Я встаю, перебрасываю ремешок сумочки через плечо и крепко его сжимаю.

– Нас с сестрой разделяли тысячи миль и десятки штатов. Могу заверить вас, что бы там ни случилось… Я ничего об этом не знаю.

– Я не утверждаю, что вам известно, что произошло, – говорит он, нисколько не смутившись моей резкостью. – Я говорю лишь, что вы могли бы предоставить нам информацию, которая помогла бы мне двигаться в нужном направлении.

– Если бы я хоть что-то знала, детектив, поверьте, я бы непременно сказала вам.

Опираясь ладонями о столешницу, Ронан встает и выгибает спину. Его взгляд скользит мимо моего плеча к узкой полоске стеклянной вставки закрытой двери кабинета.

– Послушайте, я хочу найти ее так же, как и вы, – говорит он. – И я обязательно ее найду.

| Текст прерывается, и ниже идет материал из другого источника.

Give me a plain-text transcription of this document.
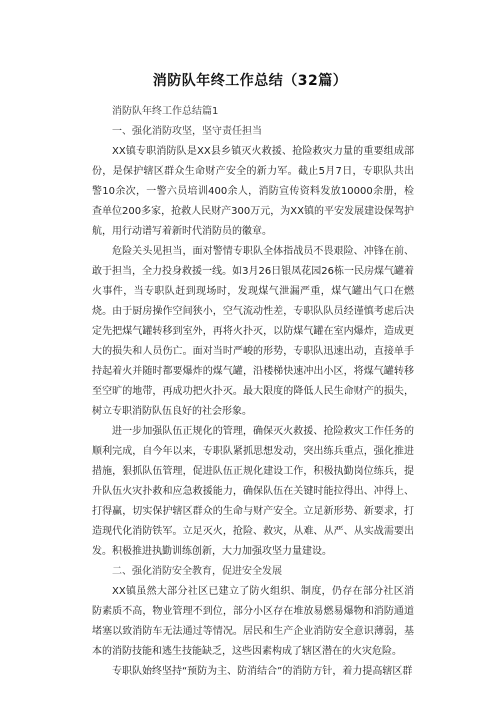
消防队年终工作总结（32篇）

消防队年终工作总结篇1

一、强化消防攻坚，坚守责任担当

XX镇专职消防队是XX县乡镇灭火救援、抢险救灾力量的重要组成部份，是保护辖区群众生命财产安全的新力军。截止5月7日，专职队共出警10余次，一警六员培训400余人，消防宣传资料发放10000余册，检查单位200多家，抢救人民财产300万元，为XX镇的平安发展建设保驾护航，用行动谱写着新时代消防员的徽章。

危险关头见担当，面对警情专职队全体指战员不畏艰险、冲锋在前、敢于担当，全力投身救援一线。如3月26日银凤花园26栋一民房煤气罐着火事件，当专职队赶到现场时，发现煤气泄漏严重，煤气罐出气口在燃烧。由于厨房操作空间狭小，空气流动性差，专职队队员经谨慎考虑后决定先把煤气罐转移到室外，再将火扑灭，以防煤气罐在室内爆炸，造成更大的损失和人员伤亡。面对当时严峻的形势，专职队迅速出动，直接单手持起着火并随时都要爆炸的煤气罐，沿楼梯快速冲出小区，将煤气罐转移至空旷的地带，再成功把火扑灭。最大限度的降低人民生命财产的损失，树立专职消防队伍良好的社会形象。

进一步加强队伍正规化的管理，确保灭火救援、抢险救灾工作任务的顺利完成，自今年以来，专职队紧抓思想发动，突出练兵重点，强化推进措施，狠抓队伍管理，促进队伍正规化建设工作，积极执勤岗位练兵，提升队伍火灾扑救和应急救援能力，确保队伍在关键时能拉得出、冲得上、打得赢，切实保护辖区群众的生命与财产安全。立足新形势、新要求，打造现代化消防铁军。立足灭火，抢险、救灾，从难、从严、从实战需要出发。积极推进执勤训练创新，大力加强攻坚力量建设。

二、强化消防安全教育，促进安全发展

XX镇虽然大部分社区已建立了防火组织、制度，仍存在部分社区消防素质不高，物业管理不到位，部分小区存在堆放易燃易爆物和消防通道堵塞以致消防车无法通过等情况。居民和生产企业消防安全意识薄弱，基本的消防技能和逃生技能缺乏，这些因素构成了辖区潜在的火灾危险。

专职队始终坚持“预防为主、防消结合”的消防方针，着力提高辖区群
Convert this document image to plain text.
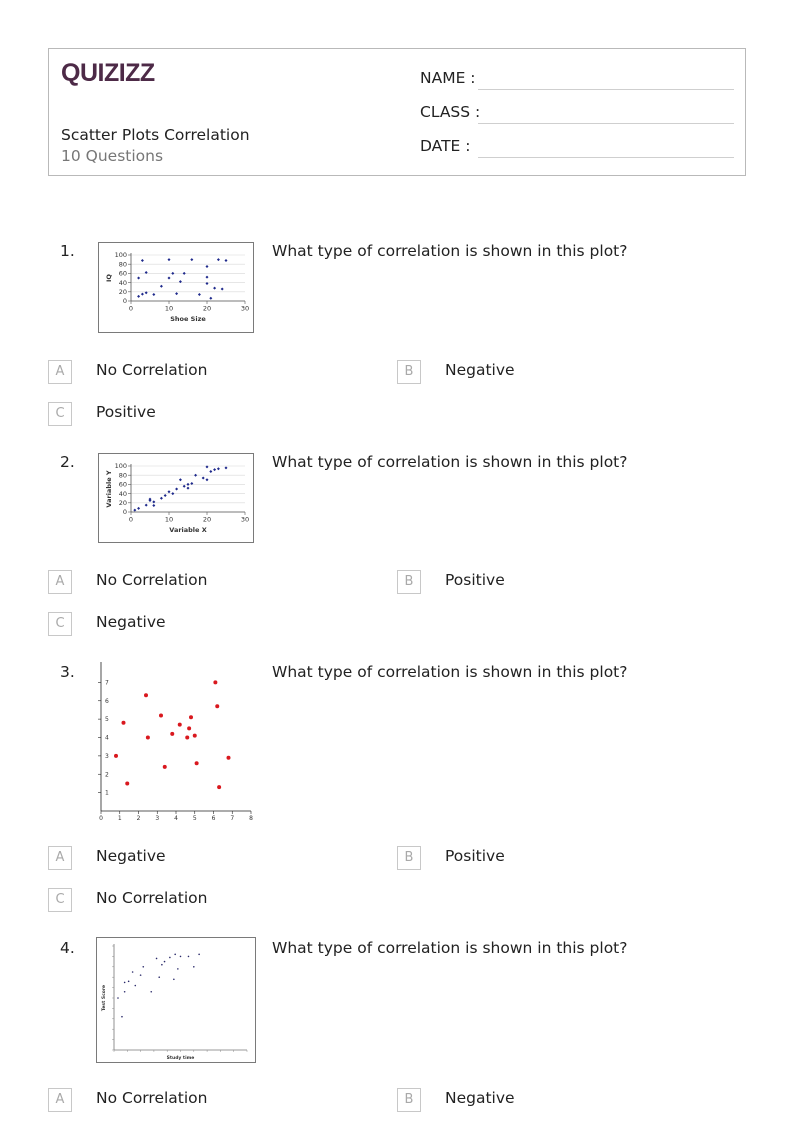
QUIZIZZ
Scatter Plots Correlation
10 Questions
NAME :
CLASS :
DATE :
1.
0	10	20	30
0
20
40
60
80
100
Shoe Size
IQ
What type of correlation is shown in this plot?
A	No Correlation	B	Negative
C	Positive
2.
0	10	20	30
0
20
40
60
80
100
Variable X
Variable Y
What type of correlation is shown in this plot?
A	No Correlation	B	Positive
C	Negative
3.
0 1 2 3 4 5 6 7 8
1
2
3
4
5
6
7
What type of correlation is shown in this plot?
A	Negative	B	Positive
C	No Correlation
4.
Study time
Test Score
What type of correlation is shown in this plot?
A	No Correlation	B	Negative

Просто вы должны сотрудничать с нами. Расскажите мне о ней все, что можете, даже если это вам кажется несущественным. Вы наверняка знаете ее лучше, чем кто-либо другой, может быть, даже лучше, чем ее муж.

– Я более чем готова сотрудничать и не хочу показаться резкой, но, ответьте мне, как мои детские воспоминания помогут вам отыскать мою сестру?

Он смотрит на меня с прищуром.

– Мы должны рассмотреть все версии. – Он вздыхает. – В том числе и вероятность того, что, возможно, ее не похитили… что, возможно, она уехала сама, добровольно.

– Если бы моя сестра хотела уехать, она бы призналась мне. Она не бросила бы свои вещи в машине на парковке супермаркета, – говорю я.

Я поворачиваюсь к выходу, собираясь покинуть комнату, но Ронан быстро обходит стол и кладет руку на стекло двери. Он смотрит на меня.

– Скажите, ваша сестра не пыталась развестись с мужем по какой-то причине? – спрашивает он. – Было ли в ее словах и поступках нечто такое, что вас насторожило бы? Какой-нибудь намек? Может, у вас были какие-то смутные подозрения? Может, она вела странные разговоры?

Я вздыхаю.

– Она любила его. И даже если больше не хотела жить с ним, она никогда мне ничего не говорила.

– Вы никогда не замечали того, что, возможно, они не так счастливы, как могло показаться со стороны… Например, как он разговаривал с ней, как к ней относился?

– Он обращается с ней как с породистой лошадью, выставляет напоказ, балует ее. – Я складываю руки на груди. – Пусть он жутко раздражает меня, но ее он любит. Это невозможно отрицать.

– Значит, ничего не было, – произносит полицейский, словно ему нужно что-то объяснять в четырнадцатый раз. Мне, конечно, понятна его дотошность, но это уже перебор.

– Если бы моя сестра хотела развестись, она бы бросила его и вернулась в Нью-Йорк. Она знала, что моя дверь всегда открыта. Я лично сказала ей это. Еще до того, как они поженились.

– Значит, у вас когда-то был такой разговор? – спрашивает он. – О том, как она поступит, если вдруг захочет развестись?

– А как насчет кое-чего другого? – говорю я, чувствуя, что мое терпение вот-вот лопнет. – Не желаете отложить свой потрепанный экземпляр «Исчезнувшей девушки» и вернуться к реальности, чтобы найти мою сестру? Например, поговорить с этим самым преследователем. Вдруг он как-то с этим связан?